Looking back at 2005 Lakeside Leaders last week, we saw an item from the early spring of that year reporting that it had been one of the worst log haul winters ever. Log yards at the mills weren’t full and that meant more summer hauling was going to happen. How will this winter stack up? Good so far, is our guess. Logging and hauling usually does well when it’s cold. What is bad for both is winter temperatures above freezing. Which when this was written was threatening to happen. Mid-winter thaws are not good for much of anything.
Another thing from the 2005 papers was talk of $100 per barrel oil, and what it might mean for the local economy, not to mention the price of a litre of gas at the pump. Good for one and bad for the other. Four years later (yes, we were going through 2009 papers too), the economy had crashed, the price of barrel of oil had plummeted and everything had changed.


We believe this is a first: last week Sandra Melzer attended the M.D. council meeting from her hotel in Mexico, where she was on vacation. The audio connection was spotty, but on most votes she was able to indicate her approval, with a hand or a thumb up.
It probably won’t become a trend, but it seems some participation is better than none.


The Slave Lake Pioneers Drop-In Centre are back having in-person events – pool, floor curling, and cribbage. See Upcoming Events below for details.

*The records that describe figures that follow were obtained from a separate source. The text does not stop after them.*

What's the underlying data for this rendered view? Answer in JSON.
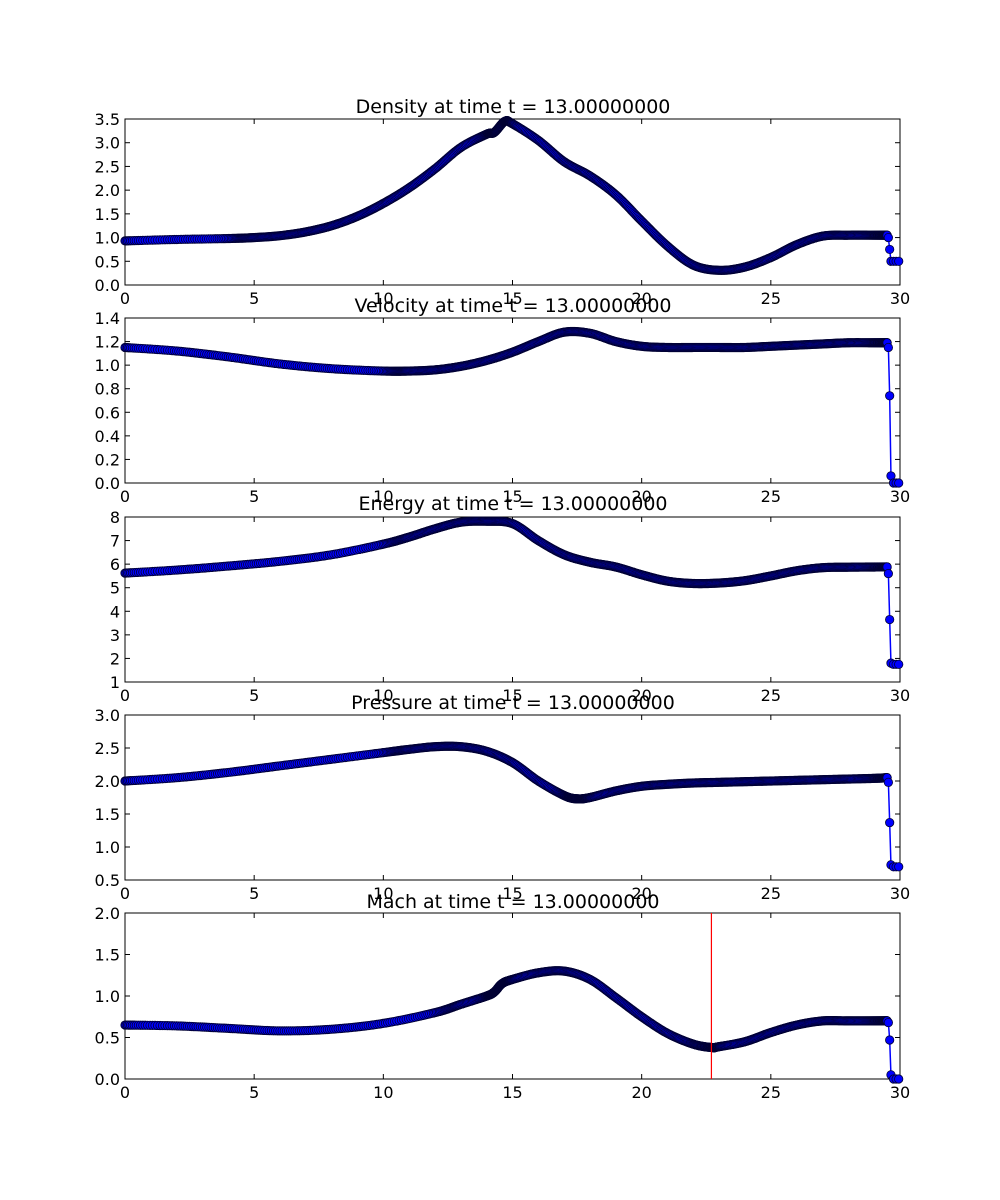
{
  "colors": {
    "line": "#0000ff",
    "marker_fill": "#0000ff",
    "marker_edge": "#000033",
    "vline": "#ff0000",
    "axes": "#000000",
    "background": "#ffffff"
  },
  "chart_data": [
    {
      "type": "line",
      "title": "Density at time t =    13.00000000",
      "xlim": [
        0,
        30
      ],
      "ylim": [
        0,
        3.5
      ],
      "xticks": [
        0,
        5,
        10,
        15,
        20,
        25,
        30
      ],
      "xtick_labels": [
        "0",
        "5",
        "10",
        "15",
        "20",
        "25",
        "30"
      ],
      "yticks": [
        0,
        0.5,
        1.0,
        1.5,
        2.0,
        2.5,
        3.0,
        3.5
      ],
      "ytick_labels": [
        "0.0",
        "0.5",
        "1.0",
        "1.5",
        "2.0",
        "2.5",
        "3.0",
        "3.5"
      ],
      "grid": false,
      "x": [
        0,
        2,
        4,
        5,
        6,
        7,
        8,
        9,
        10,
        11,
        12,
        13,
        14,
        14.3,
        14.7,
        15,
        16,
        17,
        18,
        19,
        20,
        21,
        22,
        23,
        24,
        25,
        26,
        27,
        28,
        29,
        29.5
      ],
      "y": [
        0.93,
        0.96,
        0.98,
        1.0,
        1.04,
        1.12,
        1.25,
        1.45,
        1.72,
        2.05,
        2.45,
        2.9,
        3.18,
        3.22,
        3.45,
        3.4,
        3.05,
        2.6,
        2.3,
        1.9,
        1.35,
        0.82,
        0.42,
        0.31,
        0.38,
        0.58,
        0.85,
        1.03,
        1.05,
        1.05,
        1.05
      ],
      "shock_x": [
        29.5,
        29.55,
        29.6,
        29.65,
        29.75,
        29.85,
        29.95
      ],
      "shock_y": [
        1.05,
        1.0,
        0.75,
        0.5,
        0.5,
        0.5,
        0.5
      ]
    },
    {
      "type": "line",
      "title": "Velocity at time t =    13.00000000",
      "xlim": [
        0,
        30
      ],
      "ylim": [
        0,
        1.4
      ],
      "xticks": [
        0,
        5,
        10,
        15,
        20,
        25,
        30
      ],
      "xtick_labels": [
        "0",
        "5",
        "10",
        "15",
        "20",
        "25",
        "30"
      ],
      "yticks": [
        0,
        0.2,
        0.4,
        0.6,
        0.8,
        1.0,
        1.2,
        1.4
      ],
      "ytick_labels": [
        "0.0",
        "0.2",
        "0.4",
        "0.6",
        "0.8",
        "1.0",
        "1.2",
        "1.4"
      ],
      "grid": false,
      "x": [
        0,
        2,
        4,
        6,
        8,
        10,
        11,
        12,
        13,
        14,
        15,
        16,
        17,
        18,
        19,
        20,
        21,
        22,
        23,
        24,
        25,
        26,
        27,
        28,
        29,
        29.5
      ],
      "y": [
        1.15,
        1.12,
        1.07,
        1.01,
        0.97,
        0.95,
        0.95,
        0.96,
        0.99,
        1.04,
        1.11,
        1.2,
        1.28,
        1.27,
        1.2,
        1.16,
        1.15,
        1.15,
        1.15,
        1.15,
        1.16,
        1.17,
        1.18,
        1.19,
        1.19,
        1.19
      ],
      "shock_x": [
        29.5,
        29.55,
        29.6,
        29.65,
        29.75,
        29.85,
        29.95
      ],
      "shock_y": [
        1.19,
        1.15,
        0.74,
        0.06,
        0.0,
        0.0,
        0.0
      ]
    },
    {
      "type": "line",
      "title": "Energy at time t =    13.00000000",
      "xlim": [
        0,
        30
      ],
      "ylim": [
        1,
        8
      ],
      "xticks": [
        0,
        5,
        10,
        15,
        20,
        25,
        30
      ],
      "xtick_labels": [
        "0",
        "5",
        "10",
        "15",
        "20",
        "25",
        "30"
      ],
      "yticks": [
        1,
        2,
        3,
        4,
        5,
        6,
        7,
        8
      ],
      "ytick_labels": [
        "1",
        "2",
        "3",
        "4",
        "5",
        "6",
        "7",
        "8"
      ],
      "grid": false,
      "x": [
        0,
        2,
        4,
        6,
        8,
        10,
        11,
        12,
        13,
        14,
        15,
        16,
        17,
        18,
        19,
        20,
        21,
        22,
        23,
        24,
        25,
        26,
        27,
        28,
        29,
        29.5
      ],
      "y": [
        5.62,
        5.75,
        5.92,
        6.12,
        6.4,
        6.85,
        7.15,
        7.5,
        7.78,
        7.82,
        7.72,
        7.0,
        6.4,
        6.08,
        5.88,
        5.55,
        5.28,
        5.18,
        5.2,
        5.3,
        5.5,
        5.72,
        5.85,
        5.87,
        5.88,
        5.88
      ],
      "shock_x": [
        29.5,
        29.55,
        29.6,
        29.65,
        29.75,
        29.85,
        29.95
      ],
      "shock_y": [
        5.88,
        5.6,
        3.65,
        1.8,
        1.75,
        1.75,
        1.75
      ]
    },
    {
      "type": "line",
      "title": "Pressure at time t =    13.00000000",
      "xlim": [
        0,
        30
      ],
      "ylim": [
        0.5,
        3.0
      ],
      "xticks": [
        0,
        5,
        10,
        15,
        20,
        25,
        30
      ],
      "xtick_labels": [
        "0",
        "5",
        "10",
        "15",
        "20",
        "25",
        "30"
      ],
      "yticks": [
        0.5,
        1.0,
        1.5,
        2.0,
        2.5,
        3.0
      ],
      "ytick_labels": [
        "0.5",
        "1.0",
        "1.5",
        "2.0",
        "2.5",
        "3.0"
      ],
      "grid": false,
      "x": [
        0,
        2,
        4,
        6,
        8,
        10,
        11,
        12,
        13,
        14,
        15,
        16,
        17,
        17.5,
        18,
        19,
        20,
        21,
        22,
        23,
        24,
        25,
        26,
        27,
        28,
        29,
        29.5
      ],
      "y": [
        2.0,
        2.05,
        2.13,
        2.23,
        2.33,
        2.43,
        2.48,
        2.52,
        2.52,
        2.45,
        2.28,
        2.0,
        1.78,
        1.73,
        1.75,
        1.85,
        1.92,
        1.95,
        1.97,
        1.98,
        1.99,
        2.0,
        2.01,
        2.02,
        2.03,
        2.04,
        2.05
      ],
      "shock_x": [
        29.5,
        29.55,
        29.6,
        29.65,
        29.75,
        29.85,
        29.95
      ],
      "shock_y": [
        2.05,
        1.98,
        1.37,
        0.73,
        0.7,
        0.7,
        0.7
      ]
    },
    {
      "type": "line",
      "title": "Mach at time t =    13.00000000",
      "xlim": [
        0,
        30
      ],
      "ylim": [
        0,
        2.0
      ],
      "xticks": [
        0,
        5,
        10,
        15,
        20,
        25,
        30
      ],
      "xtick_labels": [
        "0",
        "5",
        "10",
        "15",
        "20",
        "25",
        "30"
      ],
      "yticks": [
        0,
        0.5,
        1.0,
        1.5,
        2.0
      ],
      "ytick_labels": [
        "0.0",
        "0.5",
        "1.0",
        "1.5",
        "2.0"
      ],
      "grid": false,
      "x": [
        0,
        2,
        4,
        6,
        8,
        10,
        12,
        13,
        14,
        14.3,
        14.6,
        15,
        16,
        17,
        18,
        19,
        20,
        21,
        22,
        22.7,
        23,
        24,
        25,
        26,
        27,
        28,
        29,
        29.5
      ],
      "y": [
        0.65,
        0.64,
        0.61,
        0.58,
        0.6,
        0.67,
        0.8,
        0.9,
        1.0,
        1.05,
        1.15,
        1.2,
        1.28,
        1.3,
        1.2,
        0.98,
        0.75,
        0.55,
        0.42,
        0.38,
        0.39,
        0.45,
        0.56,
        0.65,
        0.7,
        0.7,
        0.7,
        0.7
      ],
      "shock_x": [
        29.5,
        29.55,
        29.6,
        29.65,
        29.75,
        29.85,
        29.95
      ],
      "shock_y": [
        0.7,
        0.68,
        0.47,
        0.05,
        0.0,
        0.0,
        0.0
      ],
      "vline_x": 22.7
    }
  ]
}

The Rotary Club of Slave Lake has a fundraiser to help out flood victims in Merritt, BC. It is a cookie dough campaign and all funds will go to the Merritt Rotary Club which is giving the funds directly to people impacted by the flooding.
For order forms, email Nicole at rnbaril@outlook.com or call 780-849-0213. Payment can be made by cash, cheque or e-transfer to rotarysl@gmail.com.

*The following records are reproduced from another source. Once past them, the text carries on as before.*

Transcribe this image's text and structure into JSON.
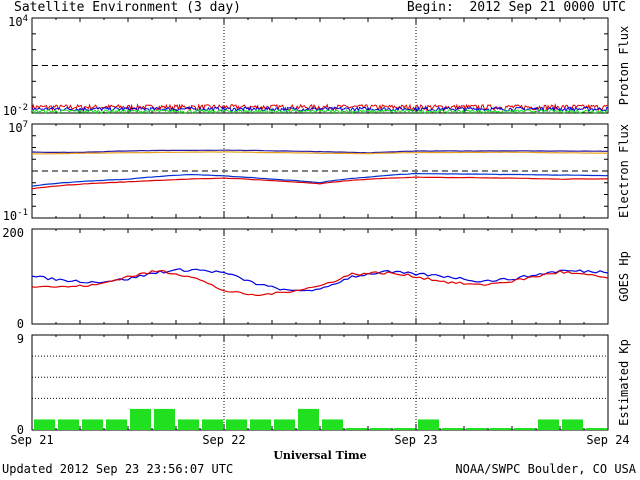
{
  "header": {
    "title": "Satellite Environment (3 day)",
    "begin_label": "Begin:",
    "begin_value": "2012 Sep 21 0000 UTC"
  },
  "footer": {
    "updated": "Updated 2012 Sep 23 23:56:07 UTC",
    "credit": "NOAA/SWPC Boulder, CO USA"
  },
  "x_axis": {
    "title": "Universal Time",
    "ticks": [
      "Sep 21",
      "Sep 22",
      "Sep 23",
      "Sep 24"
    ]
  },
  "colors": {
    "red": "#e00000",
    "blue": "#0000e0",
    "green": "#20e020",
    "navy": "#2a1aa0",
    "orange": "#e8a020",
    "darkblue": "#0030d0"
  },
  "chart_data": [
    {
      "type": "line",
      "ylabel": "Proton Flux",
      "y_scale": "log",
      "ylim": [
        0.01,
        10000
      ],
      "ytick_labels": [
        {
          "base": "10",
          "exp": "4"
        },
        {
          "base": "10",
          "exp": "-2"
        }
      ],
      "threshold": 10,
      "series": [
        {
          "color": "red",
          "level": 0.024,
          "noise": 0.009
        },
        {
          "color": "blue",
          "level": 0.018,
          "noise": 0.005
        },
        {
          "color": "green",
          "level": 0.013,
          "noise": 0.003
        }
      ]
    },
    {
      "type": "line",
      "ylabel": "Electron Flux",
      "y_scale": "log",
      "ylim": [
        0.1,
        10000000
      ],
      "ytick_labels": [
        {
          "base": "10",
          "exp": "7"
        },
        {
          "base": "10",
          "exp": "-1"
        }
      ],
      "threshold": 1000,
      "series": [
        {
          "color": "navy",
          "values": [
            [
              0,
              40000
            ],
            [
              6,
              38000
            ],
            [
              12,
              52000
            ],
            [
              24,
              60000
            ],
            [
              36,
              45000
            ],
            [
              42,
              35000
            ],
            [
              48,
              50000
            ],
            [
              60,
              52000
            ],
            [
              72,
              48000
            ]
          ]
        },
        {
          "color": "orange",
          "values": [
            [
              0,
              28000
            ],
            [
              12,
              36000
            ],
            [
              24,
              42000
            ],
            [
              36,
              32000
            ],
            [
              42,
              30000
            ],
            [
              48,
              37000
            ],
            [
              60,
              39000
            ],
            [
              72,
              32000
            ]
          ]
        },
        {
          "color": "darkblue",
          "values": [
            [
              0,
              50
            ],
            [
              12,
              200
            ],
            [
              20,
              500
            ],
            [
              30,
              200
            ],
            [
              36,
              100
            ],
            [
              42,
              300
            ],
            [
              48,
              600
            ],
            [
              60,
              500
            ],
            [
              72,
              400
            ]
          ]
        },
        {
          "color": "red",
          "values": [
            [
              0,
              30
            ],
            [
              12,
              120
            ],
            [
              24,
              250
            ],
            [
              30,
              150
            ],
            [
              36,
              80
            ],
            [
              42,
              200
            ],
            [
              48,
              300
            ],
            [
              60,
              250
            ],
            [
              66,
              200
            ],
            [
              72,
              220
            ]
          ]
        }
      ]
    },
    {
      "type": "line",
      "ylabel": "GOES Hp",
      "ylim": [
        0,
        200
      ],
      "yticks": [
        0,
        200
      ],
      "series": [
        {
          "color": "blue",
          "values": [
            [
              0,
              100
            ],
            [
              4,
              92
            ],
            [
              8,
              88
            ],
            [
              12,
              95
            ],
            [
              16,
              110
            ],
            [
              20,
              115
            ],
            [
              24,
              108
            ],
            [
              28,
              85
            ],
            [
              32,
              70
            ],
            [
              36,
              72
            ],
            [
              40,
              100
            ],
            [
              44,
              110
            ],
            [
              48,
              105
            ],
            [
              52,
              100
            ],
            [
              56,
              90
            ],
            [
              60,
              95
            ],
            [
              66,
              112
            ],
            [
              72,
              110
            ]
          ]
        },
        {
          "color": "red",
          "values": [
            [
              0,
              80
            ],
            [
              4,
              78
            ],
            [
              8,
              82
            ],
            [
              12,
              100
            ],
            [
              16,
              112
            ],
            [
              20,
              100
            ],
            [
              24,
              70
            ],
            [
              28,
              60
            ],
            [
              32,
              68
            ],
            [
              36,
              80
            ],
            [
              40,
              105
            ],
            [
              44,
              108
            ],
            [
              48,
              100
            ],
            [
              52,
              88
            ],
            [
              56,
              82
            ],
            [
              60,
              90
            ],
            [
              66,
              110
            ],
            [
              72,
              97
            ]
          ]
        }
      ]
    },
    {
      "type": "bar",
      "ylabel": "Estimated Kp",
      "ylim": [
        0,
        9
      ],
      "yticks": [
        0,
        9
      ],
      "grid": [
        3,
        5,
        7
      ],
      "color": "green",
      "values": [
        1,
        1,
        1,
        1,
        2,
        2,
        1,
        1,
        1,
        1,
        1,
        2,
        1,
        0,
        0,
        0,
        1,
        0,
        0,
        0,
        0,
        1,
        1,
        0
      ]
    }
  ]
}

Community Futures is offering some free training in January. All four courses are in-person and the teachers are local. See the poster in The Leader window, the calendar on lakesideleader.com, or CF’s website for details.


Last summer, the Lesser Slave Lake Regional Arts Council (RAC) and the M.D. of Lesser Slave River gave M.D. and town residents mural tile kits as part of Canada-wide mural project. The mural is finished (somewhere in Canada). The project was called Mural Mosaic’s Global Roots Project. RAC’s Facebook page has a photo.


The Boreal Centre for Bird Conservation is now open on Saturdays from 10 a.m. to 4 p.m. It has among other fun things cross-country skis and snowshoes that people can borrow.


We hear the Nine Mile cross-country ski trails were set on the weekend. Good news!
In the same category, we heard track-setting went on recently at the north end of Lesser Slave Lake Provincial Park (connecting to Marten Beach) and the Boreal Centre was inviting people out to try skiing (and snowshoeing) at their location.


Things that didn’t get into the paper this week: a webinar on fishing regulations was held on Jan. 13. There wasn’t a lot of actual news, but we might do something on it in next week’s Leader. We already know pike in LSL will be catch and release only. And some new restriction for walleye is likely. A couple of slot limit options were presented. People are asked to take the online survey and state their preference.
The other thing we didn’t get to was an update on the mountain pine beetle. Stay tuned for that and other useful updates in your Jan. 26 Lakeside Leader.


Late last week, a system glitch caused some consternation in Slave Lake. Some people got an incorrect tax notification from the Town of Slave Lake.
A January 14, 2022 news release from the town says this was due to a ‘system error’ which ‘did not affect accounts and was just an incorrect calculation.’
Corrections were being made and amended statements sent out as soon as possible.

Staples in Slave Lake is selling these hoodies, plus t-shirts of a similar design, to raise money for an anti-bullying help line for kids. Pink Shirt Day is Feb. 23.